In Japan they were not of it: a law forbade the profession of their religion, and prejudice hindered their access to the people. Only after the revolution was there opportunity for open work, and during the intervening years they were criticised for doing nothing. But they learned the language, wrote a dictionary, and broke down prejudice. One of them, Dr. Verbeck, gained the confidence of the rulers of the Empire, and in high positions rendered Japan services which were greatly esteemed and are gratefully remembered; another, Dr. Hepburn, gained a national reputation as a skilful physician and a broad-minded philanthropist, and a third, to mention no more, Dr. S. R. Brown, trained a group of young men who have been prominent in many positions of influence.

After the prohibition of Christianity was repealed, in 1872, and as the people turned to the West for guidance and instruction, the missionaries were overwhelmed with students and inquirers. Their students and the first converts were samurai, so that they exerted an influence quite out of proportion to their numbers. Soon native churches were established and a native Christian literature created. In all walks of life Christians were found, but especially among the educated, so that in the Diet, on the newspaper press, in official positions, in schools, and in literature they have made their mark. For not only were the first converts students, but many men who went to America and England came back Christians.

The results have been many. Congregations have been organised, a Christian literature has been written, Christian schools have been established, and the varied activities of the Church set going. In all excepting, perhaps, the education of girls, the Japanese are in the lead, and the foreigner, as in other departments, is helper and not director. But beyond these direct results an influence has been exerted on public morals, creating a new sentiment as to woman, as to the claims of the sick and the outcast, and, in general, exciting activity in philanthropic labours for the betterment of the suffering and the distressed. Besides, Buddhism has been forced to new life and a measure of reformation, as it follows the Church in establishing associations for young men, schools, philanthropic societies, and even foreign missions. A most thoughtful and widely read man,-thoroughly versed in Eastern literature as in Western philosophy, science, and theology,-at once a Christian and a fine representative of the genius and the traditions of Japan, tells me that the highest gift of our religion is the awakening of the personality. The universe, to the East, has been a vast system and man its highest, though temporary, expression. But, to the Christian, man gains a new value - as the child of the eternal Father.

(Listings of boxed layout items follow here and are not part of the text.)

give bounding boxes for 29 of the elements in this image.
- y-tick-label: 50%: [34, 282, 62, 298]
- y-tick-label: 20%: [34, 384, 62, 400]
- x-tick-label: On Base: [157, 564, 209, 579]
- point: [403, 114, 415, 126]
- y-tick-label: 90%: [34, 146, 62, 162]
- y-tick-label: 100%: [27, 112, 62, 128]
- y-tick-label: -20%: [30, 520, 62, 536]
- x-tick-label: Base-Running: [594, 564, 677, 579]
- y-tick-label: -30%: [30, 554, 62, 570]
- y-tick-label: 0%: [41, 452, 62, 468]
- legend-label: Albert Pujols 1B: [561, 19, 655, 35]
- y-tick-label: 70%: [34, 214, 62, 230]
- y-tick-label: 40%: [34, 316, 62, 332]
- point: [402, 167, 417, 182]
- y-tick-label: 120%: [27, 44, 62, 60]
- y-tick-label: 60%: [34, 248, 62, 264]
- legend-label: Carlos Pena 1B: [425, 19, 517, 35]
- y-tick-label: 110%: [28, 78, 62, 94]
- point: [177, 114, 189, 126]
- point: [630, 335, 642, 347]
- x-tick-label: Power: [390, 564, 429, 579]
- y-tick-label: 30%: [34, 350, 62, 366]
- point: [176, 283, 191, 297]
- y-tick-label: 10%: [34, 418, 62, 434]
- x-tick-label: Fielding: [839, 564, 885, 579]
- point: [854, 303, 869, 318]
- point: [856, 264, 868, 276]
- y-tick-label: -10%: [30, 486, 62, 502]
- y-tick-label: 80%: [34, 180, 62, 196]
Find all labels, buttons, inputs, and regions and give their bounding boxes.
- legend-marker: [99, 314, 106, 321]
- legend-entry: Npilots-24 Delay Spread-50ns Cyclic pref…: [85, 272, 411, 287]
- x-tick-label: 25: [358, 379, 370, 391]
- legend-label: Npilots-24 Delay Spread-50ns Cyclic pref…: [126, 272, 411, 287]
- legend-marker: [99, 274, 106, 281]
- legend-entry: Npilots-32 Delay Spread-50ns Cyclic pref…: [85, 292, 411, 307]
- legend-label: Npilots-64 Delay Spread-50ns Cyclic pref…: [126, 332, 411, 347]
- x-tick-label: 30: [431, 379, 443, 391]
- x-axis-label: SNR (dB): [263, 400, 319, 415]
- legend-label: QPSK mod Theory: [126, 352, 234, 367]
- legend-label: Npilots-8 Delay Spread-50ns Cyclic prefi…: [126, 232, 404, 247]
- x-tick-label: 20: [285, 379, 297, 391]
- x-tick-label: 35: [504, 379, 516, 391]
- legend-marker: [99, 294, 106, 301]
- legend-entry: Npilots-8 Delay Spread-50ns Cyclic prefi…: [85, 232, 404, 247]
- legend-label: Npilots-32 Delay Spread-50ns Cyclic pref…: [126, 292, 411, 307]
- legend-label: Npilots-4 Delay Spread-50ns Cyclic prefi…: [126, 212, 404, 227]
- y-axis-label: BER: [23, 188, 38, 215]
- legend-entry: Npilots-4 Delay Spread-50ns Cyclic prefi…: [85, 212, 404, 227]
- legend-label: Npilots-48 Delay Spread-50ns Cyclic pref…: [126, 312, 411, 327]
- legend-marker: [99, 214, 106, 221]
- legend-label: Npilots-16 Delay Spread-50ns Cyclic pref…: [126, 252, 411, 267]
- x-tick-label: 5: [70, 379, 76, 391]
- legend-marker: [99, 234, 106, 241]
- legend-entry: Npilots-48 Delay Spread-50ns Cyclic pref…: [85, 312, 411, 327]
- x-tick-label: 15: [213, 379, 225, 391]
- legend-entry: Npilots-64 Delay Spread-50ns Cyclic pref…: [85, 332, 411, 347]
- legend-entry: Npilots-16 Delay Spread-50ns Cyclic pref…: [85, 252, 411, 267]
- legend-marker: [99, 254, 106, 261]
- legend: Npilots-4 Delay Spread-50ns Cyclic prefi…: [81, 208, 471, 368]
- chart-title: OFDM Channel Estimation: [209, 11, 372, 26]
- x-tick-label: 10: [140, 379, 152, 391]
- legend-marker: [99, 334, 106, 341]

In religion as in all else one hesitates to prophesy, but if we may judge from the past and from our knowledge of Japanese nature, we may venture to predict that Christianity will win large and direct success only as there arises some native apostle who shall command the confidence and excite the enthusiasm of his countrymen. Already there are competent leaders who have proved what men of self-sacrificing devotion and of strong personality can accomplish, but the turning of the nation to Christianity can be the work only of a Japanese St. Paul, Luther, or Wesley.

The new Japan is not picturesque like the old: the foreign costume is still ill-made and awkwardly worn, the old castle walls fall into decay, the feudal mansions are replaced by ugly barracks, and two-sworded samurai no longer swagger in the streets; the dual Government with its mystery is gone, and the daimyo are unromantic men of wealth living in new houses built in a semi-foreign style. The romance disappears, but instead there is the throbbing young life with its chivalry and patriotism, as intense as ever the fathers felt. Transitions are unlovely, but in this bustling, unpoetic new Japan is the promise of better things than old Japan has ever known.